In 1952, she appeared on Radio-Canada's first TV broadcast, on a program called Le Café des Artistes. A series of regular performing and hosting gigs on TV followed. For four years in the late 1950s, her weekly variety show À la Romance directly followed the Saturday night hockey game, whose colour commentator was her sportscaster husband, Jean-Maurice Bailly. By that time, she had honed her TV performance skills to a captivating degree. She coddled each song with her warm, expressive voice, and beguiled the camera with a smile or a wink in mid-phrase.
At about the same time, she was turning her attention to Quebec chanson, giving a platform in Quebec and abroad to the work of young talents such as Gilles Vigneault, Jacques Blanchet and Stéphane Venne. In 1957, her performance of Blanchet's poetic Le ciel se marie avec la mer won first prize at the Concours de la chanson canadienne. It became her signature song.
Some of Ms. Dumont's Quebec chansons made proud reference to the province and Montreal in their lyrics and titles. She had lasting success with René Tournier's Mon Saint-Laurent, si grand, si grand and Blanchet's Au parc Lafontaine, a tribute to the historic park in Montreal's Le Plateau-Mont-Royal district. Both were waltzes performed with lavish orchestral arrangements.
Quebec chanson, with its sophisticated themes and melodic finesse, stood apart from the wave of youth-oriented, beat-heavy music reaching the province from the United States and England in the early 1960s. But chanson as a Quebec creation served as a point of cultural pride, and had an effect on the character of the province's popular music that lingers to this day. Ms. Dumont remained a fixture on Radio-Canada till the mid-seventies, performing and hosting French stars such as Mr. Aznavour and Jacques Brel. In 1968, she opened a studio, Atelier de la Chanson, and continued teaching into old age.

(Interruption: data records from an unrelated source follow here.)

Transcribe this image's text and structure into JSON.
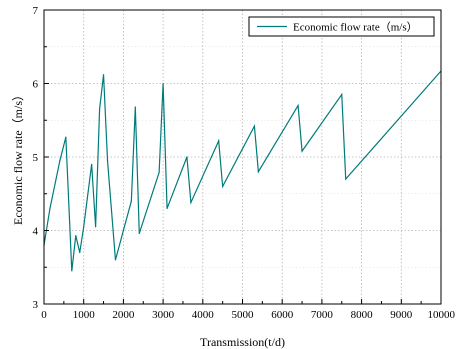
{
  "chart_data": {
    "type": "line",
    "title": "",
    "xlabel": "Transmission(t/d)",
    "ylabel": "Economic flow rate（m/s）",
    "xlim": [
      0,
      10000
    ],
    "ylim": [
      3,
      7
    ],
    "xticks": [
      0,
      1000,
      2000,
      3000,
      4000,
      5000,
      6000,
      7000,
      8000,
      9000,
      10000
    ],
    "yticks": [
      3,
      4,
      5,
      6,
      7
    ],
    "x_tick_labels": [
      "0",
      "1000",
      "2000",
      "3000",
      "4000",
      "5000",
      "6000",
      "7000",
      "8000",
      "9000",
      "10000"
    ],
    "y_tick_labels": [
      "3",
      "4",
      "5",
      "6",
      "7"
    ],
    "grid": true,
    "legend_position": "top-right",
    "series": [
      {
        "name": "Economic flow rate（m/s）",
        "color": "#007b7b",
        "x": [
          0,
          150,
          400,
          550,
          700,
          800,
          900,
          1000,
          1200,
          1300,
          1400,
          1500,
          1600,
          1800,
          2200,
          2300,
          2400,
          2900,
          3000,
          3100,
          3600,
          3700,
          4400,
          4500,
          5300,
          5400,
          6400,
          6500,
          7500,
          7600,
          10000
        ],
        "y": [
          3.8,
          4.3,
          4.95,
          5.27,
          3.45,
          3.93,
          3.7,
          4.05,
          4.9,
          4.05,
          5.65,
          6.12,
          4.95,
          3.6,
          4.4,
          5.68,
          3.96,
          4.79,
          6.0,
          4.3,
          5.0,
          4.38,
          5.22,
          4.6,
          5.42,
          4.8,
          5.7,
          5.08,
          5.85,
          4.7,
          6.17
        ]
      }
    ]
  }
}
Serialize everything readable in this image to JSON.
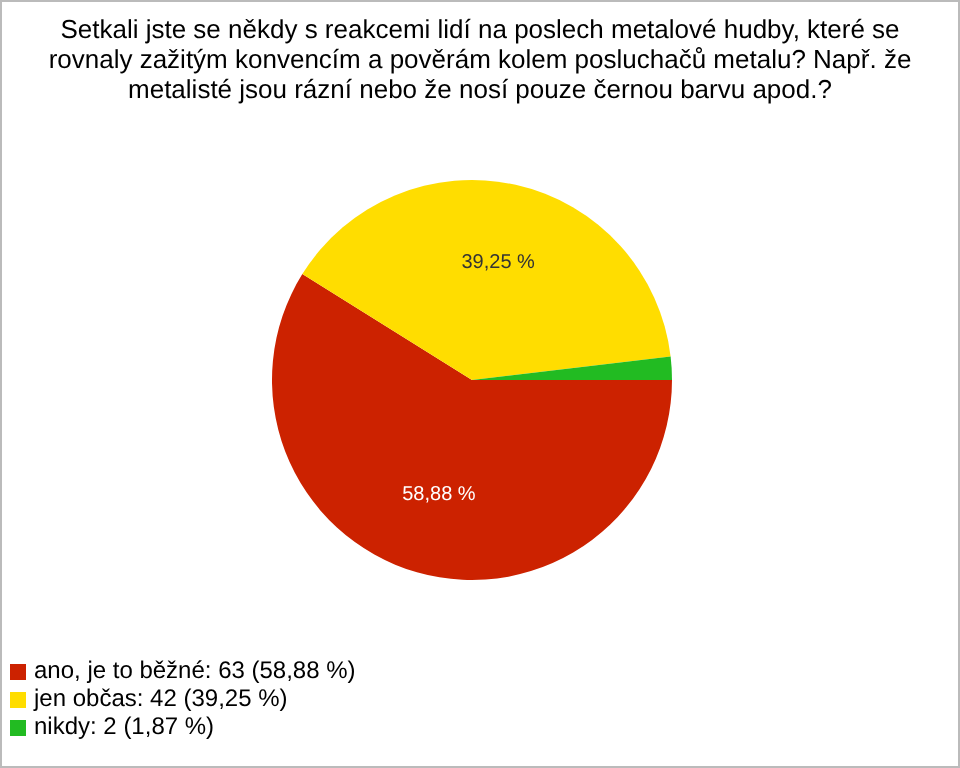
{
  "chart_data": {
    "type": "pie",
    "title": "Setkali jste se někdy s reakcemi lidí na poslech metalové hudby, které se rovnaly zažitým konvencím a pověrám kolem posluchačů metalu? Např. že metalisté jsou rázní nebo že nosí pouze černou barvu apod.?",
    "categories": [
      "ano, je to běžné: 63 (58,88 %)",
      "jen občas: 42 (39,25 %)",
      "nikdy: 2 (1,87 %)"
    ],
    "values": [
      58.88,
      39.25,
      1.87
    ],
    "colors": [
      "#cc2200",
      "#ffdd00",
      "#22bb22"
    ],
    "value_labels": [
      "58,88 %",
      "39,25 %",
      null
    ],
    "legend": "bottom left"
  }
}
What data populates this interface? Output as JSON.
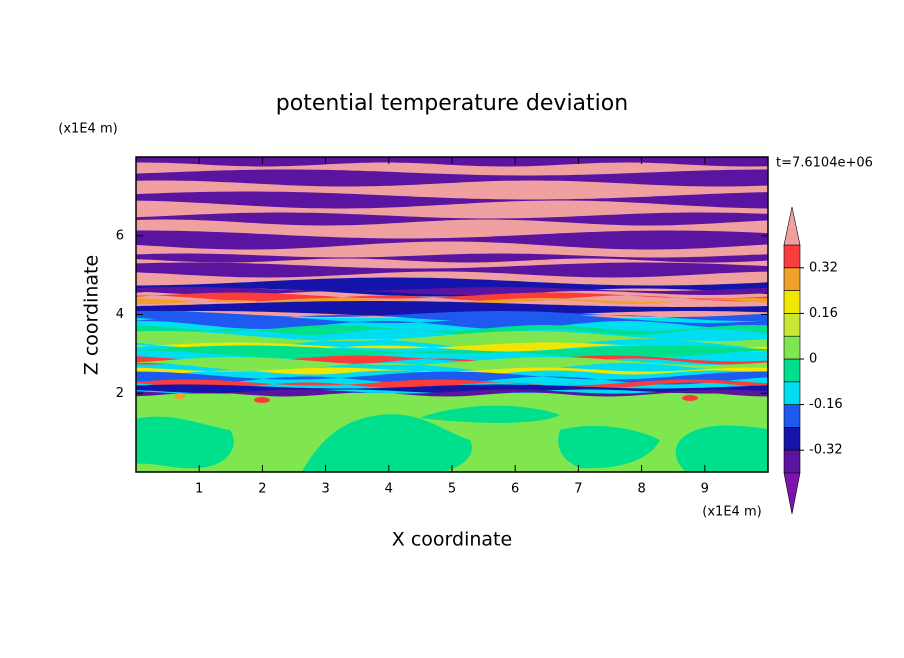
{
  "chart_data": {
    "type": "contour",
    "title": "potential temperature deviation",
    "xlabel": "X coordinate",
    "ylabel": "Z coordinate",
    "x_unit": "(x1E4 m)",
    "y_unit": "(x1E4 m)",
    "annotation": "t=7.6104e+06",
    "xlim": [
      0,
      10
    ],
    "xticks": [
      1,
      2,
      3,
      4,
      5,
      6,
      7,
      8,
      9
    ],
    "ylim": [
      0,
      8
    ],
    "yticks": [
      2,
      4,
      6
    ],
    "colorbar": {
      "levels": [
        -0.4,
        -0.32,
        -0.24,
        -0.16,
        -0.08,
        0,
        0.08,
        0.16,
        0.24,
        0.32,
        0.4
      ],
      "colors": [
        "#7c14b0",
        "#5a14a0",
        "#1414aa",
        "#1e5af0",
        "#00dcf0",
        "#00e08c",
        "#80e650",
        "#c8e632",
        "#f0e600",
        "#f0a028",
        "#fa3c3c",
        "#f0a0a0"
      ],
      "ticks": [
        -0.32,
        -0.16,
        0,
        0.16,
        0.32
      ]
    }
  }
}
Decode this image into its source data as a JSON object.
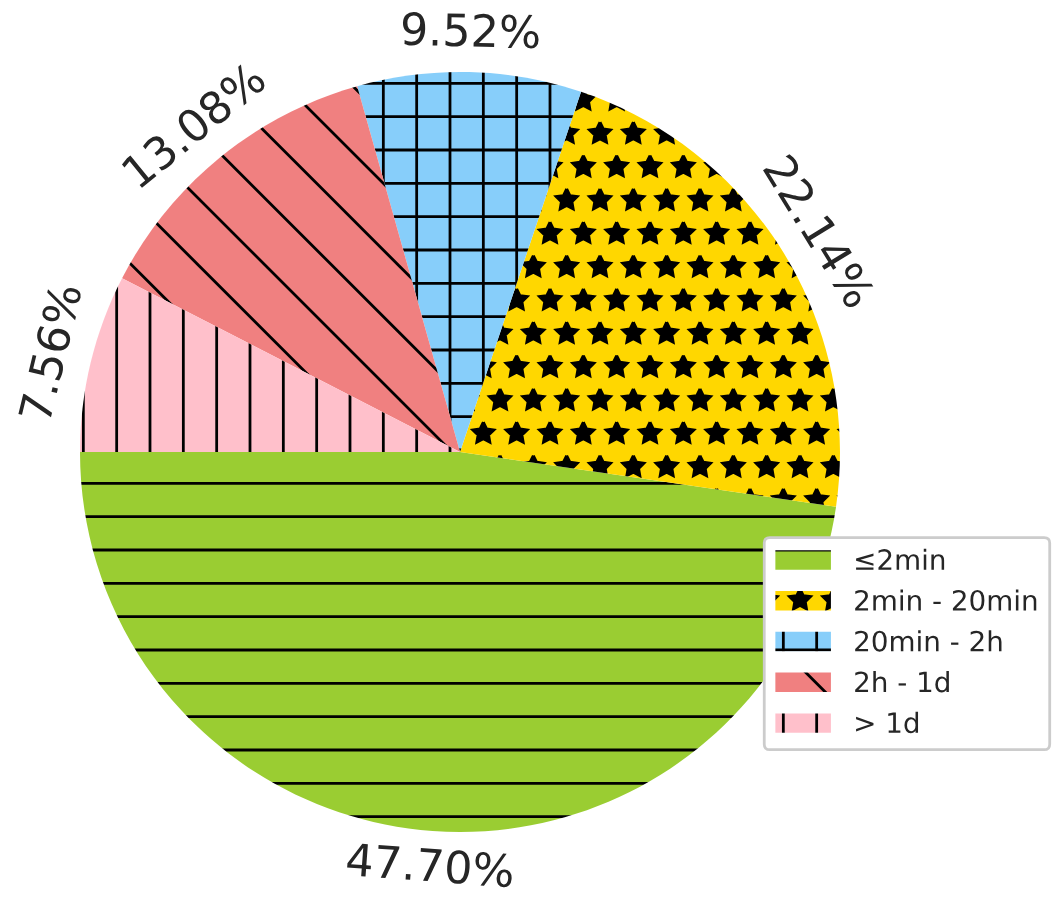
{
  "chart_data": {
    "type": "pie",
    "categories": [
      "≤2min",
      "2min - 20min",
      "20min - 2h",
      "2h - 1d",
      "> 1d"
    ],
    "values": [
      47.7,
      22.14,
      9.52,
      13.08,
      7.56
    ],
    "value_labels": [
      "47.70%",
      "22.14%",
      "9.52%",
      "13.08%",
      "7.56%"
    ],
    "colors": [
      "#9acd32",
      "#ffd700",
      "#87cefa",
      "#f08080",
      "#ffc0cb"
    ],
    "legend": "bottom right"
  }
}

Known as the "Grande Dame de la Chanson," she performed with a young Céline Dion and Jean-Pierre Ferland on Quebec television in 1989, spanning more than half a century from her debut. She was regularly feted in Quebec as a national treasure. She retired in 1999 and became an Officer of the Order of Canada, and entered l'Ordre national du Québec in 2001. Though she was mainly an interpreter of song, she received a legacy award from the Canadian Songwriters Hall of Fame in 2006. She died in Montreal on July 29, 2016 at the age of 97.